Latest update March 30th, 2025 6:57 AM
Apr 14, 2010 Editorial
To the surprise of almost everyone, not quite halfway into his five-year term, PM Patrick Manning of T&T has called for snap elections in the twin-island republic. With its similar demographic and voting patterns, political developments there might be of some relevance to us in Guyana where elections are constitutionally due next year.
There is a raft of suggestions as to why Manning might have made his move this early.
There was the no-confidence motion against his government brought by the new leader of the UNC, Kamala Persad-Bissessar, on the basis of inconsistencies in his statements about state assistance and his involvement to a church.
But though Manning might have engendered much dissatisfaction among even his party members, it is quite unlikely that he would not have survived such a vote when his party controlled 26 of the 41 seats in Parliament.
Then the economy was beginning to show fatigue in the absence of any significant new finds of petroleum or natural gas that are needed to maintain the expansion of spending initiated by Manning’s PNM regime.
This spending also, has generated what was widely conceded to be an unsustainable level of corruption in governmental programs – exemplified most glaringly by the current Urban Development Corporation of Trinidad and Tobago (UDeCOTT) boondoggle.
The crime rate has also remained astronomical – with murders, kidnappings and other serious crimes almost becoming the order of the day.
But while it is possible that Manning might want to escape from these negatives, they are not exactly the background that would assure him a return ticket to the PM’s seat – which he had assiduously been reworking into an Executive presidency.
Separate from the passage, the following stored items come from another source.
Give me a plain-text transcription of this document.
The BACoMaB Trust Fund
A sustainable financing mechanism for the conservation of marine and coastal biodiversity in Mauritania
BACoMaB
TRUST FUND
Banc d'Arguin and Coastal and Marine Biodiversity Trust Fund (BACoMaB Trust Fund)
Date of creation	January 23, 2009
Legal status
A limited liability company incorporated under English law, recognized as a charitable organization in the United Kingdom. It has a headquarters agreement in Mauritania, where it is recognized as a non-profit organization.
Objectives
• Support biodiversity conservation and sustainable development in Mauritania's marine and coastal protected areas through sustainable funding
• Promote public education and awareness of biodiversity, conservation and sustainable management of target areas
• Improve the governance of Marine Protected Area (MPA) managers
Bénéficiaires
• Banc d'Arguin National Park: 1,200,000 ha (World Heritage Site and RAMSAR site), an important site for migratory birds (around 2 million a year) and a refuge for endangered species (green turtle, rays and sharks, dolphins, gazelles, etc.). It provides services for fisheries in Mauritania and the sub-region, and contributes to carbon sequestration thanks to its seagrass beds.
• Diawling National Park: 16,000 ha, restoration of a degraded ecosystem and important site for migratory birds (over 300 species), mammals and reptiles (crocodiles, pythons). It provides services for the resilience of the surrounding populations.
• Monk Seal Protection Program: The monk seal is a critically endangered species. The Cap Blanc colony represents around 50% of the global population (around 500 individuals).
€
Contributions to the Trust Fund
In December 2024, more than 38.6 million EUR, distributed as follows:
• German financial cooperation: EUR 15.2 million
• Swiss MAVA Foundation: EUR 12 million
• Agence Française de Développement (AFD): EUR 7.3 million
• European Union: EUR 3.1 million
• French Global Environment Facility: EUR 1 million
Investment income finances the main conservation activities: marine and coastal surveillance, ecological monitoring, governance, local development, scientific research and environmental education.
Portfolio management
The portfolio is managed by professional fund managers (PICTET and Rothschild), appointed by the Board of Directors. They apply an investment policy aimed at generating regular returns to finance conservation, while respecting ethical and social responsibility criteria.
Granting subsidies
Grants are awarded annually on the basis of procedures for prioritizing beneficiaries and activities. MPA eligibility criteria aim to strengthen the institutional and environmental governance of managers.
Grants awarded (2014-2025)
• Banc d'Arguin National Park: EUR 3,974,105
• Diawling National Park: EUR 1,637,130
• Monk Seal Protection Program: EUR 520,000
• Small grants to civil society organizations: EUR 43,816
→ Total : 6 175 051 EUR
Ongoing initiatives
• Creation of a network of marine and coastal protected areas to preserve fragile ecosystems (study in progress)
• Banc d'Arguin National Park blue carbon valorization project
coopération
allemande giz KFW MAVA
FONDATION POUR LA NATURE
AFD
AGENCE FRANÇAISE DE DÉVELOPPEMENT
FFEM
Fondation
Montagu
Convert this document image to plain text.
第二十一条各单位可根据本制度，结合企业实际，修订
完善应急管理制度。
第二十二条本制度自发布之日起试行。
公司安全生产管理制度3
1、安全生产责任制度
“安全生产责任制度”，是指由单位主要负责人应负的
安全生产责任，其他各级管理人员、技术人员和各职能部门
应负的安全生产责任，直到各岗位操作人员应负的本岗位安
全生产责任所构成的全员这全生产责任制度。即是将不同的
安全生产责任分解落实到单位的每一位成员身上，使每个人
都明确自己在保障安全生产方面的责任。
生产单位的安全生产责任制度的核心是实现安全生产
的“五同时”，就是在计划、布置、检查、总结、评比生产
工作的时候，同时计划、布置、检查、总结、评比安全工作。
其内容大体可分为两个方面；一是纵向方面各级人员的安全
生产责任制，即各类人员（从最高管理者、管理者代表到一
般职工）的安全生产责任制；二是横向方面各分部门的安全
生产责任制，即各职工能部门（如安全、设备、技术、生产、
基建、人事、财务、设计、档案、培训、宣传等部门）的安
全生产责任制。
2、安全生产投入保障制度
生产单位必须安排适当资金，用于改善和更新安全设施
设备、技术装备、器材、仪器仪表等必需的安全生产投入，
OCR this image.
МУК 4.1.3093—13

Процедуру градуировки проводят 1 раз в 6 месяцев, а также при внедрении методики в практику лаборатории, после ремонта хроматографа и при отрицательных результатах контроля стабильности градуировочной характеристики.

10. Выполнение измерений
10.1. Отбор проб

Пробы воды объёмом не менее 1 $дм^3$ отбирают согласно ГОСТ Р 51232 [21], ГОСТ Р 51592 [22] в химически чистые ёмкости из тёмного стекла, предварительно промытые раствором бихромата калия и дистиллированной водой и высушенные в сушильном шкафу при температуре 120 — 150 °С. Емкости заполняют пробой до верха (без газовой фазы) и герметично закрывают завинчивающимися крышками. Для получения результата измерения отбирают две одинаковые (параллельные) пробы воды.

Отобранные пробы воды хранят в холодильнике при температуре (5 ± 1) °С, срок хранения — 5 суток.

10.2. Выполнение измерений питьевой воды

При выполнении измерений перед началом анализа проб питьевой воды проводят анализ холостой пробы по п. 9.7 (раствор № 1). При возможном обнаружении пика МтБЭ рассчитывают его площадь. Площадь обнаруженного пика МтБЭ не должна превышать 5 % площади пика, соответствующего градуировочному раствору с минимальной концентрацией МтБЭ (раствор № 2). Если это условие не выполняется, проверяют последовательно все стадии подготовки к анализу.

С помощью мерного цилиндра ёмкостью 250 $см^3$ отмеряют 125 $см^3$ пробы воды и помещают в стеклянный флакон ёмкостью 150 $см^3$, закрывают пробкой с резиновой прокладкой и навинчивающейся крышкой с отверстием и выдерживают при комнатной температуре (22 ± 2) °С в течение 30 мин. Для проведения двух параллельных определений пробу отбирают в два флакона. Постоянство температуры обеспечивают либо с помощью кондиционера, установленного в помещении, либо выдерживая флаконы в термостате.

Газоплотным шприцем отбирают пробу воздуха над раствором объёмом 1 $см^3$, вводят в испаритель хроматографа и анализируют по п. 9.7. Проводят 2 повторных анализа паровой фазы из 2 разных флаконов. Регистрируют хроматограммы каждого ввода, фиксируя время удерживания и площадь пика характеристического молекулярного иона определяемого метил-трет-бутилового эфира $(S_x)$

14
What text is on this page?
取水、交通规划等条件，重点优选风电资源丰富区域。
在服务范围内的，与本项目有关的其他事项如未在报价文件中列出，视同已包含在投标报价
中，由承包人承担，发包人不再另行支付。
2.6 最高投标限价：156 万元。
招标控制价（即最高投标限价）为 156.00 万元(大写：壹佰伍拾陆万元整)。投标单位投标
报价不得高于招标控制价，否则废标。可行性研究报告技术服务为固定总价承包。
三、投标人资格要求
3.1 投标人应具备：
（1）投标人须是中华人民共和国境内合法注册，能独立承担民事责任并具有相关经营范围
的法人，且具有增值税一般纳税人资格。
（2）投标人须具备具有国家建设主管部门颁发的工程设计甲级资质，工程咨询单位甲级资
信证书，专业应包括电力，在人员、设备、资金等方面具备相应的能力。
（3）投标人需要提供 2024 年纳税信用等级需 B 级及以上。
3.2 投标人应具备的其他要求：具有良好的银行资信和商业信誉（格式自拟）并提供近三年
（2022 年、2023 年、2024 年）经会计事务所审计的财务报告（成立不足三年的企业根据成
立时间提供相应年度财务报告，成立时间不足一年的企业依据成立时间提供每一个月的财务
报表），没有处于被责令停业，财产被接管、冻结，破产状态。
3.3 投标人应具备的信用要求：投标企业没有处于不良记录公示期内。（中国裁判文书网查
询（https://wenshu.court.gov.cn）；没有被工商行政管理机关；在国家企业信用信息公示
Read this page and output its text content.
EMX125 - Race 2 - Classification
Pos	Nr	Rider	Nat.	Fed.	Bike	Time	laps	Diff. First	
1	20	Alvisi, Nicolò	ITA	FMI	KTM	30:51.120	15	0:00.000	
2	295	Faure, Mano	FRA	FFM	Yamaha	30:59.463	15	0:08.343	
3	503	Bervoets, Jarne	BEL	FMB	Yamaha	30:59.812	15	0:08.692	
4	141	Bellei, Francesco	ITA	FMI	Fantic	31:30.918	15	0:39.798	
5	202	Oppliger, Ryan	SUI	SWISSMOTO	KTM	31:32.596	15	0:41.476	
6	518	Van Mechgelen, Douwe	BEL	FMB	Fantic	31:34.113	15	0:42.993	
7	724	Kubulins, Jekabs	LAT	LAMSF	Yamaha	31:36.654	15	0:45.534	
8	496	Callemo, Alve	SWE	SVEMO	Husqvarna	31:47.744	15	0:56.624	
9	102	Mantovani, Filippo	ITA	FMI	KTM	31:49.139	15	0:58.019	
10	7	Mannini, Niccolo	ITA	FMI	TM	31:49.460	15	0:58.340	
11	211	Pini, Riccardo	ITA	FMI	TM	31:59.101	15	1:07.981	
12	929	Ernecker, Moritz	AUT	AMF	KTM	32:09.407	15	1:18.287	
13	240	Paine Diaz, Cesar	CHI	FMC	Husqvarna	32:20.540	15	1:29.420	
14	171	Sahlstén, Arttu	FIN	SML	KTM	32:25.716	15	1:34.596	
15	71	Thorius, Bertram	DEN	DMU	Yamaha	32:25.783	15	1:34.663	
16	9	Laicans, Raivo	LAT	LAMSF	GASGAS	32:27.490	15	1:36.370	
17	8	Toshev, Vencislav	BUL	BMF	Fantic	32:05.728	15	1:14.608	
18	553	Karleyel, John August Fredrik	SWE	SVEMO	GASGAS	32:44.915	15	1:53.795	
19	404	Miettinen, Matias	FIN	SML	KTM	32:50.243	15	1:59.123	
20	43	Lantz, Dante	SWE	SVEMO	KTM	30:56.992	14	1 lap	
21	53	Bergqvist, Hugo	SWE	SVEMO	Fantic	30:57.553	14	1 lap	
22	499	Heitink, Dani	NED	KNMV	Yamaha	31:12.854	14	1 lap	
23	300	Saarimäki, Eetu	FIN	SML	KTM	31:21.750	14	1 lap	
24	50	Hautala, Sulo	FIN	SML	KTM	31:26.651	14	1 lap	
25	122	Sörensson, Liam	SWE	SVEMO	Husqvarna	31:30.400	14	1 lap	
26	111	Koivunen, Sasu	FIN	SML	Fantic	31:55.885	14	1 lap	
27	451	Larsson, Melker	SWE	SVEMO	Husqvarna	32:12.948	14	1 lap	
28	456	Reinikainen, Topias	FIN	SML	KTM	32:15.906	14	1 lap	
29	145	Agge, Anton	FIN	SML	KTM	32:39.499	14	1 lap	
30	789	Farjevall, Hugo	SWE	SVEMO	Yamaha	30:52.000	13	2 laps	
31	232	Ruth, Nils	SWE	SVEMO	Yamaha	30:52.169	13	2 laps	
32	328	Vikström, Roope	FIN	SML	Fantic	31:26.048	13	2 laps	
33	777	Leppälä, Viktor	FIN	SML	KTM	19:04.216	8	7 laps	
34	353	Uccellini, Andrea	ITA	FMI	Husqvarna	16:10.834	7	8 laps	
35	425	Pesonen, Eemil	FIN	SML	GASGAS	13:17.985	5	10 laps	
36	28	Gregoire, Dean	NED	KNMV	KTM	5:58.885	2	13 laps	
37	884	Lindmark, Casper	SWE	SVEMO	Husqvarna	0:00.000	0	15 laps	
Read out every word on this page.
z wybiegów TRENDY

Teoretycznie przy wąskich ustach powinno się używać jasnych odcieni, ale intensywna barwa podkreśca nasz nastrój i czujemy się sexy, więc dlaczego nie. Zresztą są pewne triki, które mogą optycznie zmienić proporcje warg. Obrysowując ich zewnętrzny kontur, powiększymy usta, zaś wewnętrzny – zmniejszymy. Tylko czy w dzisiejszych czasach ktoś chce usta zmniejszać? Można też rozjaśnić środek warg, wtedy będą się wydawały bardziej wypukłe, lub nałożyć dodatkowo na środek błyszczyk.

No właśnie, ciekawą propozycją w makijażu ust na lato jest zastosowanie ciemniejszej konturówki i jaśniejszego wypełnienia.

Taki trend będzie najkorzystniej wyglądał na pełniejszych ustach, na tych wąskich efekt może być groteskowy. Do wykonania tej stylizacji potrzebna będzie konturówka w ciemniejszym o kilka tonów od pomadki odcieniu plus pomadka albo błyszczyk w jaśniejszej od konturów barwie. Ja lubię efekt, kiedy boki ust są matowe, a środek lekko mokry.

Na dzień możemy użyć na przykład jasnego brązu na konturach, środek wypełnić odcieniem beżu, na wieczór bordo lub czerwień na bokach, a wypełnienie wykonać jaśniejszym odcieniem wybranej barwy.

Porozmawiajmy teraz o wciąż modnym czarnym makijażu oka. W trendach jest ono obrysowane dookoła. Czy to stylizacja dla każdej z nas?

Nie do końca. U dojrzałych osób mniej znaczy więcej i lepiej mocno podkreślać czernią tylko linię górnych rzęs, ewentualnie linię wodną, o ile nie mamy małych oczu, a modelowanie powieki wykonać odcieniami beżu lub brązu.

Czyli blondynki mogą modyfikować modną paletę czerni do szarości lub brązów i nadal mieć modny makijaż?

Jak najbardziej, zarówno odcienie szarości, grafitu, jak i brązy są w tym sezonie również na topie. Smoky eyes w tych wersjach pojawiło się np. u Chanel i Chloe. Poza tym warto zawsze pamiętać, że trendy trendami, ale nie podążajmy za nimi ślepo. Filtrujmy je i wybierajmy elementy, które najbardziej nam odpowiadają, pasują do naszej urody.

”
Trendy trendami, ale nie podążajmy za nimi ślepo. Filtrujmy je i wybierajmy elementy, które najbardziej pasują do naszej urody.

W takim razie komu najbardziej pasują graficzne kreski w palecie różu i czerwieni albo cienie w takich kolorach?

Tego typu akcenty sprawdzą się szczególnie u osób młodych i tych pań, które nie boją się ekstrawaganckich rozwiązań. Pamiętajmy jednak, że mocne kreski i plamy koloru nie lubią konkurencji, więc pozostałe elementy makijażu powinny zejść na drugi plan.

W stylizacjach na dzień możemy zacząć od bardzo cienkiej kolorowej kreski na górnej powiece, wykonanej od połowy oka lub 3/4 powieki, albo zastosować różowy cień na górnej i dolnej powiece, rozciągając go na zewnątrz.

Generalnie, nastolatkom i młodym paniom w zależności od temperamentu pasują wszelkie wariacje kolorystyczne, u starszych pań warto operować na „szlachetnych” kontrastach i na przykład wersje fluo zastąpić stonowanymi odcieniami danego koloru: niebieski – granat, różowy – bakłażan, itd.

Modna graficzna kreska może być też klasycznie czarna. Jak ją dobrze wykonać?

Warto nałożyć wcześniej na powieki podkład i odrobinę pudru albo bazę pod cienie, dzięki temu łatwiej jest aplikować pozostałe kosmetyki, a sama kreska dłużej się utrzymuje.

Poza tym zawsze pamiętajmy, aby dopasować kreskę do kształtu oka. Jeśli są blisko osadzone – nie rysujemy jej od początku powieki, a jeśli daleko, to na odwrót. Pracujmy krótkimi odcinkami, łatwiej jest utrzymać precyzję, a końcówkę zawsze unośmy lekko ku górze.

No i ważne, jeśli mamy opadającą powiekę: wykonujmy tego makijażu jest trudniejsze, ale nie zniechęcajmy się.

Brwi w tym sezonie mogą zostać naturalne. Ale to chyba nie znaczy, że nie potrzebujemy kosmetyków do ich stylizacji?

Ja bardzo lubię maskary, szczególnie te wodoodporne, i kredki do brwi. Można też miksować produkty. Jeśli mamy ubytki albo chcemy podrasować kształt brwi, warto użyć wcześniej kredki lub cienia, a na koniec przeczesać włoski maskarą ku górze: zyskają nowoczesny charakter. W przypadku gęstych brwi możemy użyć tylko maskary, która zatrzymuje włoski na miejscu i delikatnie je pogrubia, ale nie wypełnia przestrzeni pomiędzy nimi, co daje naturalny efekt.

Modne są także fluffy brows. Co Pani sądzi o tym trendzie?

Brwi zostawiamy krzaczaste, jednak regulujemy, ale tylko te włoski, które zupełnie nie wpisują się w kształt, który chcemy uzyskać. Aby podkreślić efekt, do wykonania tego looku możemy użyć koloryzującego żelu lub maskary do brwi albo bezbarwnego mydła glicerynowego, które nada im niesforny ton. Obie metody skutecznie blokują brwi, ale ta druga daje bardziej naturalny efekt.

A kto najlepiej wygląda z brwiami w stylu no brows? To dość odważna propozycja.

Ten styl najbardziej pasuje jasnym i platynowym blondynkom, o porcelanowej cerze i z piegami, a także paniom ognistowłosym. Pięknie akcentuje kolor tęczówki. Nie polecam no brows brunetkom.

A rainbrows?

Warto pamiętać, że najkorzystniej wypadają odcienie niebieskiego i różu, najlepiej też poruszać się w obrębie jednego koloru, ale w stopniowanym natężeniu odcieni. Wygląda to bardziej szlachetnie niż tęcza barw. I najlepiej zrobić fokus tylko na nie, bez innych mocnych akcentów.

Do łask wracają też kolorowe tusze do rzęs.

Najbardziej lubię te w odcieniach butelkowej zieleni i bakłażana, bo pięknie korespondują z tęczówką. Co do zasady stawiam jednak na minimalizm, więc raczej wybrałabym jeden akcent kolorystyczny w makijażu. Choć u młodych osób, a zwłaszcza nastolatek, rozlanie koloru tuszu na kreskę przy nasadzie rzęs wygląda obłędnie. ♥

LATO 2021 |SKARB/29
What then? The most likely reason for the snap election’s call is Manning’s hope that in the very short time frame he is giving the opposition, they will not be in a position to get their act together to force him out.
The fact of the matter is that in the opposition, which is ethnically riven much as we are in Guyana, is split down the middle between the UNC and the COP. In the November 2007 elections, even though COP secured almost 150,000 votes, they did not earn a single seat to Parliament because of the constituency system of T&T. They actually enabled the PNM to win the elections even though the combined opposition’s votes were higher than the PNM’s.
With the removal of Basdeo Panday from the leadership of the UNC by Kamla Persad-Bissessar, a new dynamic has entered T&T politics. After the elections, in view of the widespread disapproval of Manning by even PNM supporters (a SARA poll by Prof Selwyn Ryan of December 2009 found an 80% dissatisfaction of his management of the country’s affairs) it was widely accepted that he would be vulnerable to a combined opposition. But the obduracy of Panday in refusing to share the leadership of the opposition ensured that the PNM could ride out the storms of unrest in the country.
Kamla Persad-Bissessar is seen as a different kettle of fish. If permitted time, Manning understands that she would be willing to forge a union with UNC and COP to unseat the PNM even if it meant sharing some of the trappings of leadership. Manning could not allow this to happen and so Persad-Bissessar and Deokarran, leader of COP, have possibly only a week to work out an arrangement that would be acceptable to their ambitious leadership cores. Some of these ambitions will have to be deferred: there are only so many positions, after all to be shared.
Manning would also be counting on the dissidents within the UNC who have gathered around Panday to throw some spanners into the opposition unity talks. One hopeful sign, perhaps, is that Panday has not submitted his name to be considered for representing his old constituency. Maybe the times, as the balladeer sung, are a changin’. The upcoming election will be the fifth in the last decade for T&T. This is a sign that the political system is ailing. Will the upcoming changes go to the causes rather than the symptoms of T&T’s political illness?